Vaccinations in Europe slowed last week while health authorities rechecked the safety of the AstraZeneca vaccine, even as the number of COVID infections rose as the B.1.1.7 variant, which is more contagious, became the dominant form of the disease.
France reimposed lockdowns in some areas, showing that the world is not yet out of the woods.
Full freedom of movement and the resulting increased demand for petroleum fuel might prove elusive for months, casting a cloud over the oil bull’s parade.
That can’t be ignored but I also think there is a difference between the fundamentals of the oil and grains markets.
Oil’s price level has a degree of artificiality because the Organization of Petroleum Exporting Countries along with Russia and a few other exporters, collectively known as OPEC+, have agreed to limit output.
But the agreement is tenuous and could fall apart, unleashing pent-up oil upon the market.
But in the current agriculture picture, there is no country holding back millions of tonnes of oilseeds, corn or wheat.
Those with exportable surpluses are shipping them out as fast as they can to meet the global demand.
Even as futures markets stumbled last week, China bought another 3.9 million tonnes of American corn, bringing the total amount of 2020-21 U.S. corn going to the Asian giant to 23.2 million tonnes, an amount that would have seemed beyond belief only six months ago.
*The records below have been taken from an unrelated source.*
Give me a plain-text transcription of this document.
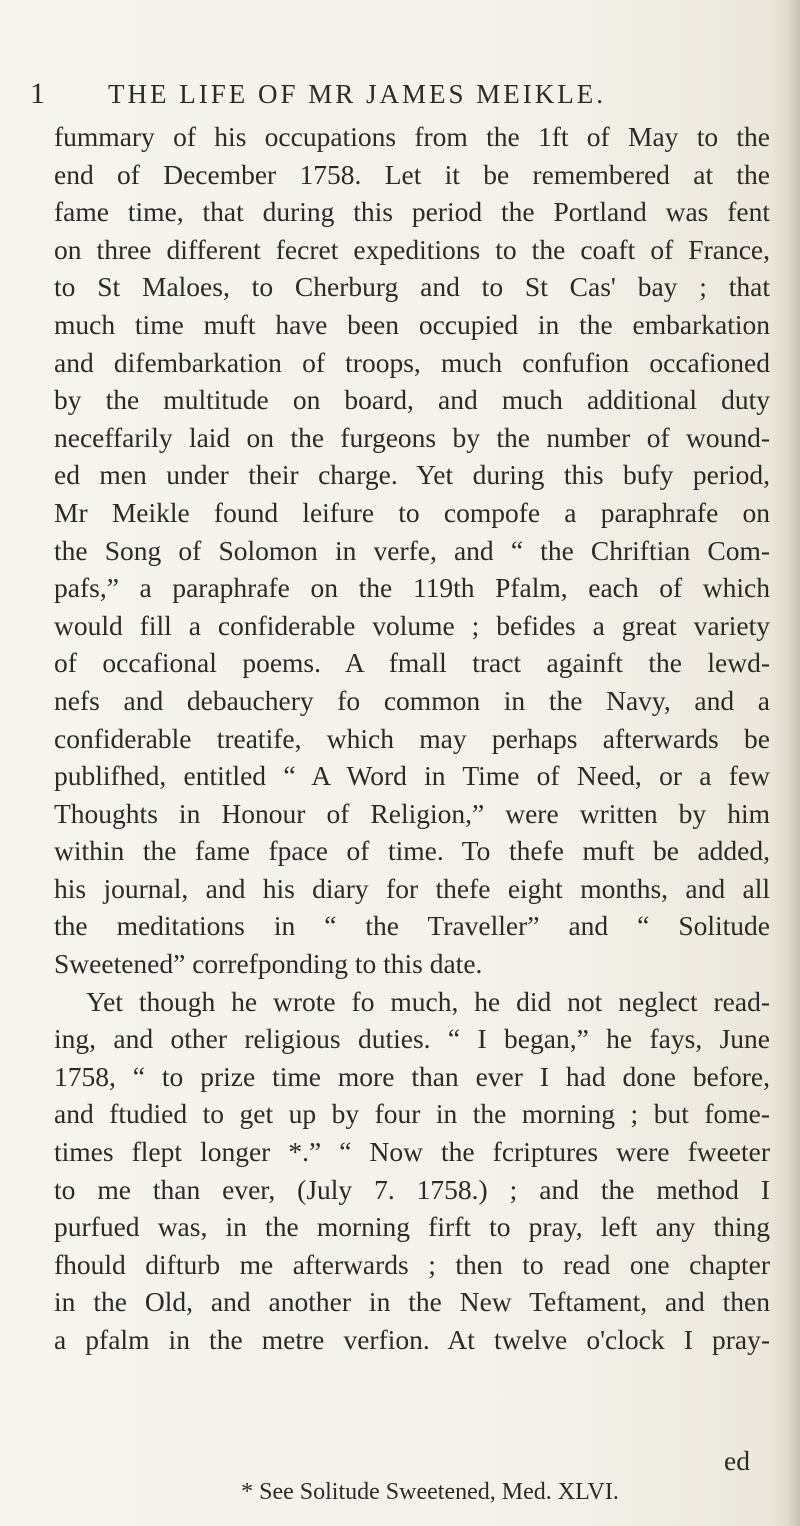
1 THE LIFE OF MR JAMES MEIKLE.
fummary of his occupations from the 1ft of May to the
end of December 1758. Let it be remembered at the
fame time, that during this period the Portland was fent
on three different fecret expeditions to the coaft of France,
to St Maloes, to Cherburg and to St Cas' bay ; that
much time muft have been occupied in the embarkation
and difembarkation of troops, much confufion occafioned
by the multitude on board, and much additional duty
neceffarily laid on the furgeons by the number of wound-
ed men under their charge. Yet during this bufy period,
Mr Meikle found leifure to compofe a paraphrafe on
the Song of Solomon in verfe, and “ the Chriftian Com-
pafs,” a paraphrafe on the 119th Pfalm, each of which
would fill a confiderable volume ; befides a great variety
of occafional poems. A fmall tract againft the lewd-
nefs and debauchery fo common in the Navy, and a
confiderable treatife, which may perhaps afterwards be
publifhed, entitled “ A Word in Time of Need, or a few
Thoughts in Honour of Religion,” were written by him
within the fame fpace of time. To thefe muft be added,
his journal, and his diary for thefe eight months, and all
the meditations in “ the Traveller” and “ Solitude
Sweetened” correfponding to this date.
Yet though he wrote fo much, he did not neglect read-
ing, and other religious duties. “ I began,” he fays, June
1758, “ to prize time more than ever I had done before,
and ftudied to get up by four in the morning ; but fome-
times flept longer *.” “ Now the fcriptures were fweeter
to me than ever, (July 7. 1758.) ; and the method I
purfued was, in the morning firft to pray, left any thing
fhould difturb me afterwards ; then to read one chapter
in the Old, and another in the New Teftament, and then
a pfalm in the metre verfion. At twelve o'clock I pray-
ed
* See Solitude Sweetened, Med. XLVI.
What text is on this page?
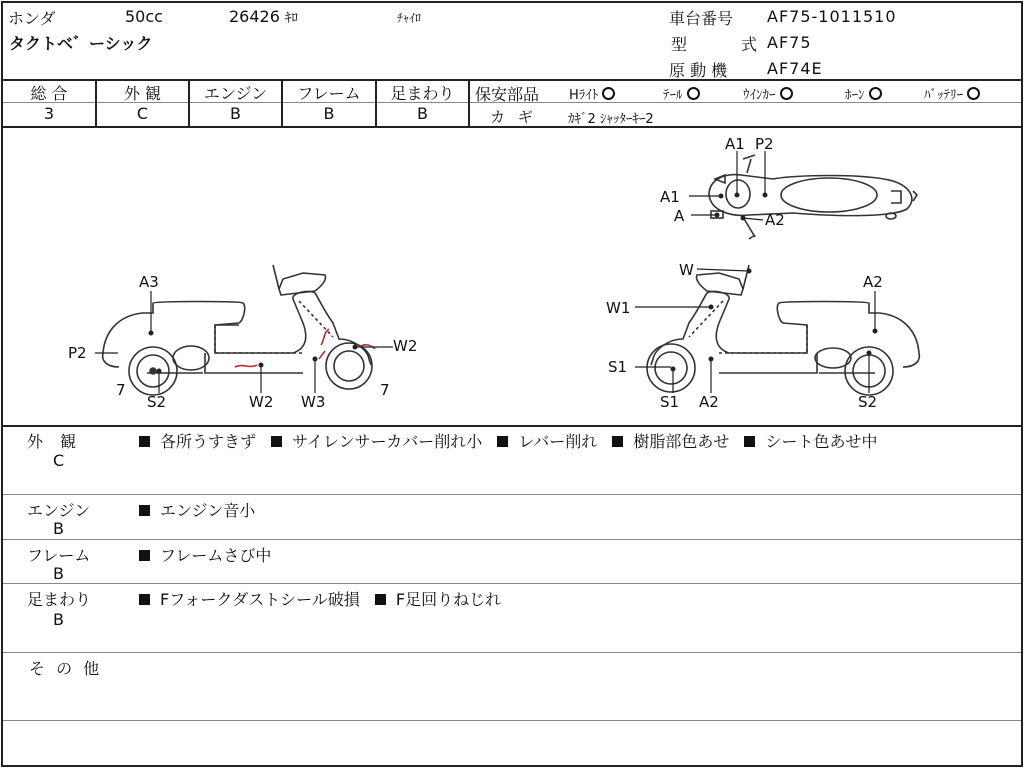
ホンダ	50cc	26426 ｷﾛ	ﾁｬｲﾛ
タクトベ゛ーシック
車台番号 AF75-1011510
型	式 AF75
原 動 機 AF74E
総 合	外 観	エンジン	フレーム	足まわり
3	C	B	B	B
保安部品 Hﾗｲﾄ	ﾃｰﾙ	ｳｲﾝｶｰ	ﾎｰﾝ	ﾊﾞｯﾃﾘｰ
カ ギ ｶｷﾞ2 ｼｬｯﾀｰｷｰ2
A3
P2
7
S2	W2 W3
7
W2
A1 P2
A1
A	A2
W
W1
A2
S1
S1 A2	S2
外 観
C
各所うすきず サイレンサーカバー削れ小 レバー削れ 樹脂部色あせ シート色あせ中
エンジン
B
エンジン音小
フレーム
B
フレームさび中
足まわり
B
Fフォークダストシール破損 F足回りねじれ
そ の 他
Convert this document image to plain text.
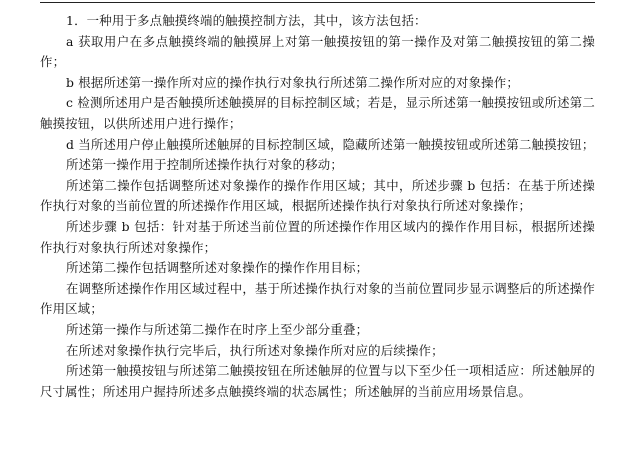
1．一种用于多点触摸终端的触摸控制方法，其中，该方法包括：

a 获取用户在多点触摸终端的触摸屏上对第一触摸按钮的第一操作及对第二触摸按钮的第二操作；

b 根据所述第一操作所对应的操作执行对象执行所述第二操作所对应的对象操作；

c 检测所述用户是否触摸所述触摸屏的目标控制区域；若是，显示所述第一触摸按钮或所述第二触摸按钮，以供所述用户进行操作；

d 当所述用户停止触摸所述触屏的目标控制区域，隐藏所述第一触摸按钮或所述第二触摸按钮；

所述第一操作用于控制所述操作执行对象的移动；

所述第二操作包括调整所述对象操作的操作作用区域；其中，所述步骤 b 包括：在基于所述操作执行对象的当前位置的所述操作作用区域，根据所述操作执行对象执行所述对象操作；

所述步骤 b 包括：针对基于所述当前位置的所述操作作用区域内的操作作用目标，根据所述操作执行对象执行所述对象操作；

所述第二操作包括调整所述对象操作的操作作用目标；

在调整所述操作作用区域过程中，基于所述操作执行对象的当前位置同步显示调整后的所述操作作用区域；

所述第一操作与所述第二操作在时序上至少部分重叠；

在所述对象操作执行完毕后，执行所述对象操作所对应的后续操作；

所述第一触摸按钮与所述第二触摸按钮在所述触屏的位置与以下至少任一项相适应：所述触屏的尺寸属性；所述用户握持所述多点触摸终端的状态属性；所述触屏的当前应用场景信息。
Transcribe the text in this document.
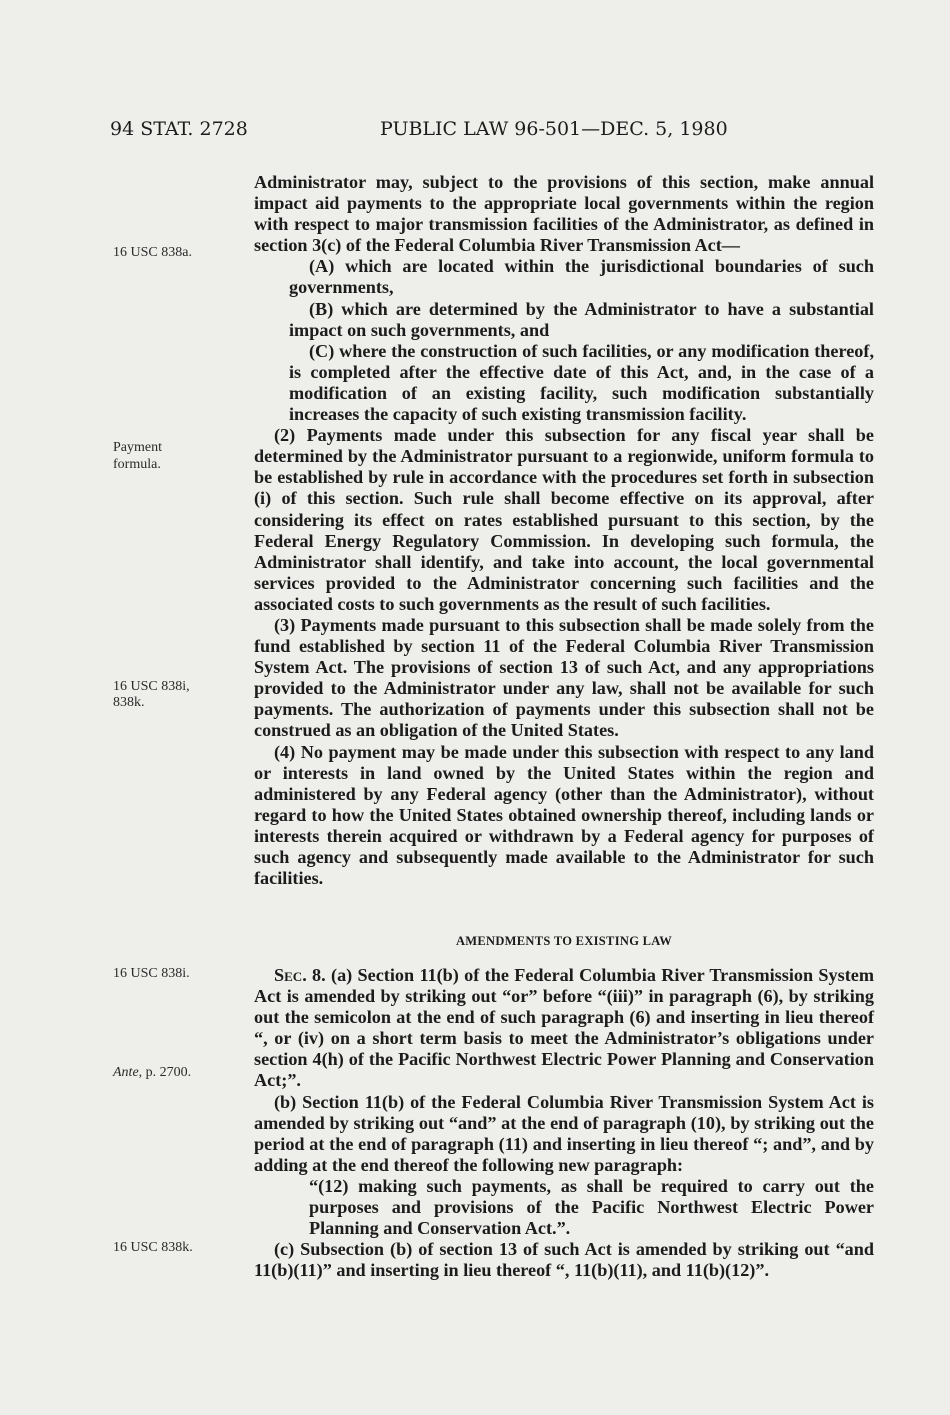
94 STAT. 2728	PUBLIC LAW 96-501—DEC. 5, 1980
16 USC 838a.
Payment
formula.
16 USC 838i,
838k.
16 USC 838i.
Ante, p. 2700.
16 USC 838k.

Administrator may, subject to the provisions of this section, make annual impact aid payments to the appropriate local governments within the region with respect to major transmission facilities of the Administrator, as defined in section 3(c) of the Federal Columbia River Transmission Act—

(A) which are located within the jurisdictional boundaries of such governments,

(B) which are determined by the Administrator to have a substantial impact on such governments, and

(C) where the construction of such facilities, or any modification thereof, is completed after the effective date of this Act, and, in the case of a modification of an existing facility, such modification substantially increases the capacity of such existing transmission facility.

(2) Payments made under this subsection for any fiscal year shall be determined by the Administrator pursuant to a regionwide, uniform formula to be established by rule in accordance with the procedures set forth in subsection (i) of this section. Such rule shall become effective on its approval, after considering its effect on rates established pursuant to this section, by the Federal Energy Regulatory Commission. In developing such formula, the Administrator shall identify, and take into account, the local governmental services provided to the Administrator concerning such facilities and the associated costs to such governments as the result of such facilities.

(3) Payments made pursuant to this subsection shall be made solely from the fund established by section 11 of the Federal Columbia River Transmission System Act. The provisions of section 13 of such Act, and any appropriations provided to the Administrator under any law, shall not be available for such payments. The authorization of payments under this subsection shall not be construed as an obligation of the United States.

(4) No payment may be made under this subsection with respect to any land or interests in land owned by the United States within the region and administered by any Federal agency (other than the Administrator), without regard to how the United States obtained ownership thereof, including lands or interests therein acquired or withdrawn by a Federal agency for purposes of such agency and subsequently made available to the Administrator for such facilities.

AMENDMENTS TO EXISTING LAW

Sec. 8. (a) Section 11(b) of the Federal Columbia River Transmission System Act is amended by striking out “or” before “(iii)” in paragraph (6), by striking out the semicolon at the end of such paragraph (6) and inserting in lieu thereof “, or (iv) on a short term basis to meet the Administrator’s obligations under section 4(h) of the Pacific Northwest Electric Power Planning and Conservation Act;”.

(b) Section 11(b) of the Federal Columbia River Transmission System Act is amended by striking out “and” at the end of paragraph (10), by striking out the period at the end of paragraph (11) and inserting in lieu thereof “; and”, and by adding at the end thereof the following new paragraph:

“(12) making such payments, as shall be required to carry out the purposes and provisions of the Pacific Northwest Electric Power Planning and Conservation Act.”.

(c) Subsection (b) of section 13 of such Act is amended by striking out “and 11(b)(11)” and inserting in lieu thereof “, 11(b)(11), and 11(b)(12)”.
Repeatedly this crop year, the U.S. Department of Agriculture has been forced to cut its forecast for year-end domestic corn stocks. In August, just before harvest, it expected an ample 70 million tonnes, but by December that was down to 43.2 million tonnes as it became clear the crop was smaller than expected and export demand was picking up.
The March report pegs stocks down at 38.15 million tonnes and it takes little imagination to see that falling further, given signs China is still suffering feed shortages even as it continues to struggle to control African swine fever.
Last week China’s government sent a document to animal feed producers and others, outlining a plan for nutrition experts to draw up guidelines by the end of this month on ways corn and soymeal could be replaced by alternative grains.
It did not seem to have much success with similar plans two years ago at the height of its trade war with the U.S. It shifted suppliers but still used huge amounts of the oilseed.
This year, with corn supply in China tight, its feeders are turning to wheat. The USDA forecasts China will feed 35 million tonnes of wheat, up from 19 million tonnes last year.
Reuters analyst Karen Braun notes that for the first time in eight years, China’s wheat stocks at the end of 2020-21 are forecast to be less than they were the previous year.
Officially, its wheat stocks remain huge at about 150 million tonnes, or more than a year’s worth of supply, but still it is surprising that the country is diving into its wheat supply, which it sees as critical to its food security.
I’ve focused on feed grains here, but much has also been written about the tightness in global oilseed supplies.
It is obvious the size of coming Northern Hemisphere crops will be critical to whether the shortages continue.
The storms in the U.S. that brought heavy snow to the eastern Rockies and tornado warnings to the South delivered welcome rain. The Midwest is going into seeding season with good soil moisture but much of the Canadian Prairies and North Dakota are dry.
The mean of long range seasonal forecast models show a tendency toward dry, warm weather across the U.S. Plains, Midwest and the Canadian Prairies into July.
That could mean a quick seeding season but also stress on seedlings and upward pressure on crop futures prices.